The Critics Respond, Part Two
One of the things that "made" TTAC in the early days was Robert Farago's occasional, and frequently caustic, test of a rental car. It gave the OEMs fits when he did that because they had no way to control the script: no plush press drive to make a positive impression surrounding the vehicle, no NVH-centric hand-preparation by a scrupulous press-fleet minder, no little "followup" phone call and/or email to make sure that the reviewer understands his review will be scrutinized to determine future press-fleet eligibility.
Nearly two years ago, Toyota de facto banned me from their press events. The reason given was that I had attended two consecutive press launches with two different women at each, for a total of four friends or two threesomes depending on the internal sanitation of your thought processes. Keep in mind that the sum total of my offensive behavior was basically having guests in my hotel rooms and letting Drama McHourglass wheedle half a bottle of cabernet out of a bartender at one of the events, a financial hit that was no doubt balanced by my decision to not eat any meals on the automaker's dime at those events. Still, it was too much for Toyota to swallow.
Insert swallowing joke here.
Insert joke about insertion here.
There's an odd double standard in this business. The gay autojournos, who make up a staggeringly disproportionate number of the golden-ticket crowd at press events, are allowed to do anything they want. I've seen a pair of boy writers run giggling into an elevator more times than I can count. Everybody winks at it. Which is fine, if you ask me. I don't care what consenting hack writers do behind closed doors. If anything, it probably keeps them from writing more garbage and inflicting it on the readers. But if I have a couple women sleeping in my bed, I'm the Antichrist and need to be strictly punished as if the OEMs were, in fact, members of a Puritan congregation enforcing a scarlet letter of AH for Aggressive Heterosexuality.
Which brings me to this week's rental review. A crappy four-cylinder minivan. The kind of thing that Toyota wouldn't dream of letting its posh, pampered journo-crowd touch. Naturally, one of our more Stockholm-syndrome-esque readers had an issue.
Really!! A road test of an almost fleet only vehicle that is no longer sold that was picked up at the Airport? ...The LE was reasonably equipped at the price point but I did buy the V-6 like most every other retail customer. Over a two year period of time and 30,000 miles there were zero defects. It rode well, returned reasonable gas mileage, and was one of the most versatile vehicles I have ever owned... I have read dozens of road tests and comparative tests between the different competitors because of my experience owning them. With rare exception, the argument comes down to the Honda handling better and the Toyota being more comfortable. Everything else is a distant third place... Most every automotive writer with more than six months experience gets around to writing about minivans. This review wreaks of trying to be controversial and anti-establishment. Should have taken the Corvette!

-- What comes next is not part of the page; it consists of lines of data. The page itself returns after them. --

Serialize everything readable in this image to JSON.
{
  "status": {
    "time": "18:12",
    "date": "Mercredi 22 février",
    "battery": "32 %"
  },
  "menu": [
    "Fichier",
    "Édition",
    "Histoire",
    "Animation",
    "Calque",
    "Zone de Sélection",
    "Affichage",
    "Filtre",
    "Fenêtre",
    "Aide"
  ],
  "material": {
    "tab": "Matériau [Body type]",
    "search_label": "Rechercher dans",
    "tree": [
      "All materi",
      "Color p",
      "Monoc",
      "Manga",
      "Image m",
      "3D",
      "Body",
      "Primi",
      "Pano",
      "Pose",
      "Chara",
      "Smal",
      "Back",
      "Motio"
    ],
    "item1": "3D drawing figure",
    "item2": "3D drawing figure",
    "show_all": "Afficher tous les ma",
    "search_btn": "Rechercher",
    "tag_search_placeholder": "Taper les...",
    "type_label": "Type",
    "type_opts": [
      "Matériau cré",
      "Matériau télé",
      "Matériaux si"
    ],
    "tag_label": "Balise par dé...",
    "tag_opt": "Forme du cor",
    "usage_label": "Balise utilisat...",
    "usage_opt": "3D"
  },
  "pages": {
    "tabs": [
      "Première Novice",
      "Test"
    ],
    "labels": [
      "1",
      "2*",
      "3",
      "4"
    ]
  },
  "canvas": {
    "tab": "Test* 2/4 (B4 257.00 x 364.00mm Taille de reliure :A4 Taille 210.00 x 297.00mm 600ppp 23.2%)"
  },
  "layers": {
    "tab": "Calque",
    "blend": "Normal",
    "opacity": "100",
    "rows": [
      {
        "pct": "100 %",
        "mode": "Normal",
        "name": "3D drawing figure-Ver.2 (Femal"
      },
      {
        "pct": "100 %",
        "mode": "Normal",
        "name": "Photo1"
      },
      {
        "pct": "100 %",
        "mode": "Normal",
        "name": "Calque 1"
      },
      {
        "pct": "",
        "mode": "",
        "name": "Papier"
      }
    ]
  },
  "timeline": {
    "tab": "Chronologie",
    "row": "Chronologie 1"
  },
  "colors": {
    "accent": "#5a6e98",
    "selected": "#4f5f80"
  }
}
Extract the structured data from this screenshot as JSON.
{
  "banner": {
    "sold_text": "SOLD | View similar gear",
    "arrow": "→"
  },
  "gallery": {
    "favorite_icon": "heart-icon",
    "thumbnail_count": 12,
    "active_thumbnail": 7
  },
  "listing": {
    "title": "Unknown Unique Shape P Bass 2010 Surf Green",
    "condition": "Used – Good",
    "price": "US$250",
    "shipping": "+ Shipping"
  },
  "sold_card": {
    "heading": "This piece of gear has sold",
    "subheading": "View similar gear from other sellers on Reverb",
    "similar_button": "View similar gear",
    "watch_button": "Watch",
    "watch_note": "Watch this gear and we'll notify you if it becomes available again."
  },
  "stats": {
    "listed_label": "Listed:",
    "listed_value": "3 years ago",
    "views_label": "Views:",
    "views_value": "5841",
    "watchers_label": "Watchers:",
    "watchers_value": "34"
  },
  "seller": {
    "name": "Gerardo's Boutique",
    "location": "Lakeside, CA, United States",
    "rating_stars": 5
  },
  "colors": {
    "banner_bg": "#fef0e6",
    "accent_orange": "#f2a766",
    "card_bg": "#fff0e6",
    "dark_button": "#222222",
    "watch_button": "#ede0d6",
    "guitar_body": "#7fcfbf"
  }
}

What's upsetting this guy? Well, he's upset that his "side", the Sienna, is being represented by an actual Sienna out on the streets rather than by a $42,000 swagger-wagon with two hundred miles on it and a free iPad mini tucked in the glovebox. He's also upset that my personal experience with the vehicle doesn't match the other comparison reports he's been reading, which adhere to a predictable and profitable formula. You give Toyota props for "comfort", meaning it handles like shit. You give Honda props for "handling", meaning the road noise approaches that experienced by someone standing in front of a cranked Marshall stack in full-feedback mode. Then you dismiss the other stuff because you don't want to accidentally contradict the conventional wisdom.
Fuuuuuuuck dat. The Chrysler Town & Country is my favorite minivan, with the Dodge Caravan a close second due to equipment differences. And no, I'm not on their press list anymore, either. That's the opinion I've generated by renting and driving minivans for several thousand miles, on my own dime. That opinion is subject to change based on future experiences. If it upsets a reader that said opinion does not match up with the aggregated bulk of what he's read, or that said opinion might be different in the future, I cannot offer any consolation, except for this: right now, there are probably two guys doing poppers in a hotel room somewhere who will independently write something comforting for him in a pair of major outlets to be determined later.